Stamboom en geschiedenis van het Bulgaars

Via Bulgarian zijn info en links te vinden over de Bulgaarse taal (bălfgarski ezik in Latijns schrift). Men onderscheidt 4 fasen in de ontwikkeling ervan. De prehistorische fase verwijst naar de taal zonder schrift van de Slavische stammen die zich tussen de 6e en 9e eeuw na Chr. in het gebied vestigden als landbouwers. In de 9e eeuw ontwikkelden de Griekse missionarissen Cyrillus en Methodius het glagolitische alfabet om het Zuid-Slavische dialect van toen uit Thessaloniki op te schrijven. Daarmee konden ze de enorme braakliggende akker Gods te lijf die het Slavische taalgebied destijds vormde. Zo ontstond het Oudkerkslavisch (Old) waarin ze o.m. de bijbel vertaalden. Deze taal wordt beschouwd als markering naar de fase van het oud Bulgaars. Het Oudkerkslavisch ontwikkelde zich tot het Kerkslavisch dat nu nog wordt gebruikt in alle orthodoxe kerken in het Slavische taalgebied. Dit Kerkslavisch gebruikt het cyrillische alfabet van de Bulgaarse leerlingen van Cyrillus en Methodius Clement van Ohrid en Naum van Preslav uit literaire scholen die rond 885 in de respectievelijke plaatsen waren opgezet met steun van de Bulgaarse heerser Boris I. Omdat dit het alfabet werd in alle Slavische talen ervaren de Bulgaren het als essentieel onderdeel van hun identiteit (daarmee is ook verklaard waarom ze in het cyrillisch willen blijven schrijven). Wel is het cyrillisch alfabet van nu aangepast aan veranderingen die de Slavische talen ondergingen met variaties per land als gevolg (ook in het Kerkslavisch dat alleen in kerken wordt gebezigd). Onder de vroegste geschriften in het Oudkerkslavisch valt “een verslag van brieven”, taalkundige verhandelingen van monnik Chernorizetz Habrar (wellicht een pseudoniem) van rond 895. Het oud Bulgaars bevat o.m. woorden van Turks-Iraanse oorsprong uit de taal van het paardenvolk der proto-Bulgaren waar de Bulgaren zich naar vernoemden. Rond 1100 maakte de Griekse aartsbisschop van Ohrid Theophylact voor het eerst melding van een onderscheiden Bulgaarse taal binnen de Slavische talen.   

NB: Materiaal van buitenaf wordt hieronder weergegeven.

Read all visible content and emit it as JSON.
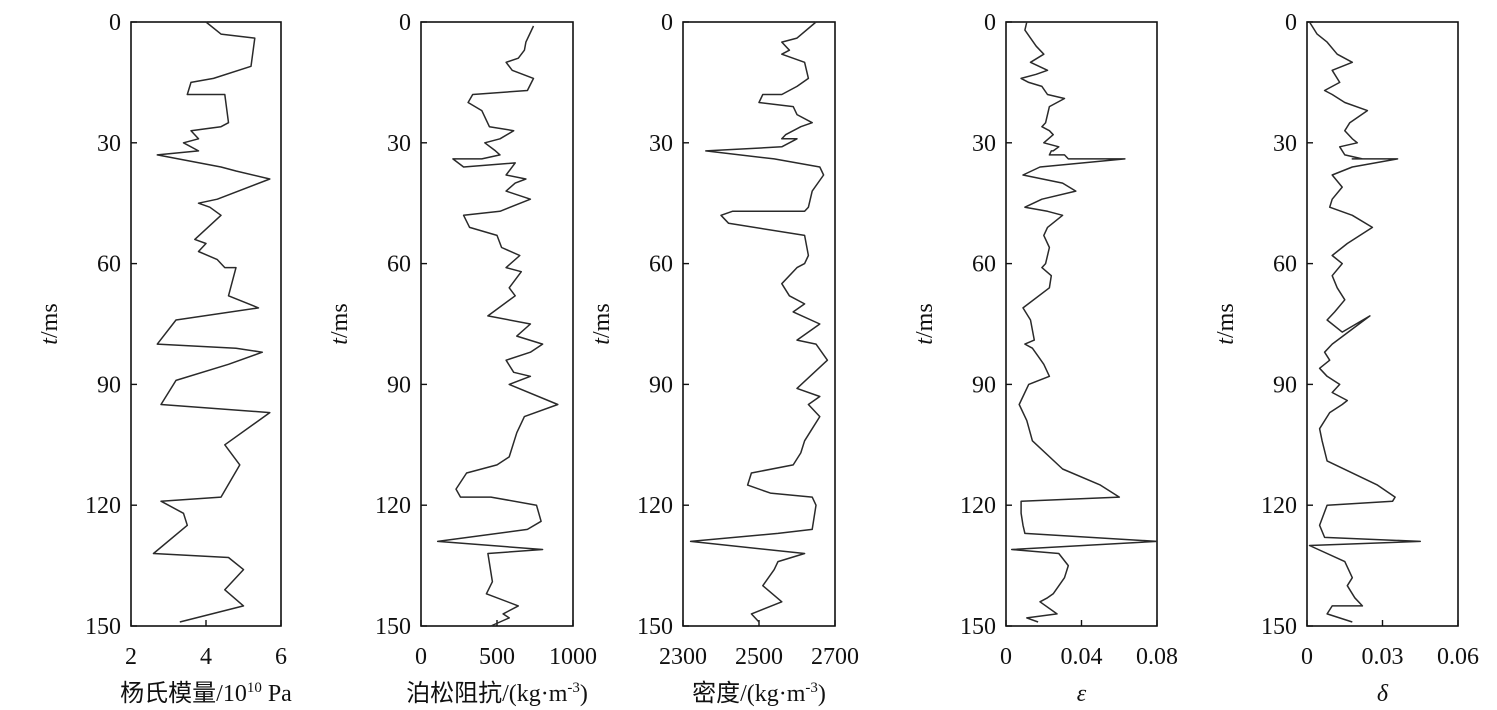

De periode tussen de 12e en de 15e eeuw geldt als fase van het middel Bulgaars. Dit was de overheidstaal van het enorme 2e Bulgaarse rijk dat zich uitstrekte over grote delen van het Balkan schiereiland en van het Oekraïne van nu. Net andersom dan in de andere Slavische talen verdwenen uit het Bulgaars naamvallen en bleef het rijke systeem van werkwoord vervoegingen in stand. Ook ontwikkelde men een bepaald lidwoord. Verder werd de taal grammaticaal beïnvloed door het Roemeense Latijn en het Grieks en later ook door het Turks. De Ottomaanse overheersing duurde bijna 500 jaar (1386-1878) en zorgde ervoor dat er Turkse woorden in het Bulgaars terecht kwamen. Het begin van de ontwikkeling van modern Bulgaars wordt in de 16e eeuw geplaatst, maar door de Ottomaanse overheersing ging het aanvankelijk erg langzaam. Door de opkomst van de nationalistische beweging geraakte ze vanaf de 2e helft van de 18e eeuw echter in een stroomversnelling. De beweging adoreerde het Kerkslavisch en oud Bulgaars, stond open voor ontwikkelingen uit het Kerkslavisch die door Russische literatoren waren omarmd en probeerde het Bulgaars te zuiveren van Turkse, Griekse en Roemeense invloeden. Ook in de schrijftaal van nu komt meer oud Bulgaars voor dan in de spreektaal en men kan woorden erin van Russische oorsprong vaak herkenen aan de schrijfwijze. Buiten dat zijn na de Ottomaanse tijd woorden in de taal terecht gekomen uit het Duits en Frans en in toenemende mate uit het Engels (deze worden ook in het cyrillisch geschreven). Modern Bulgaars is gebaseerd op de dialecten van de kustregio in het oosten, maar de uitspraak is een compromis tussen oost en west Bulgaars.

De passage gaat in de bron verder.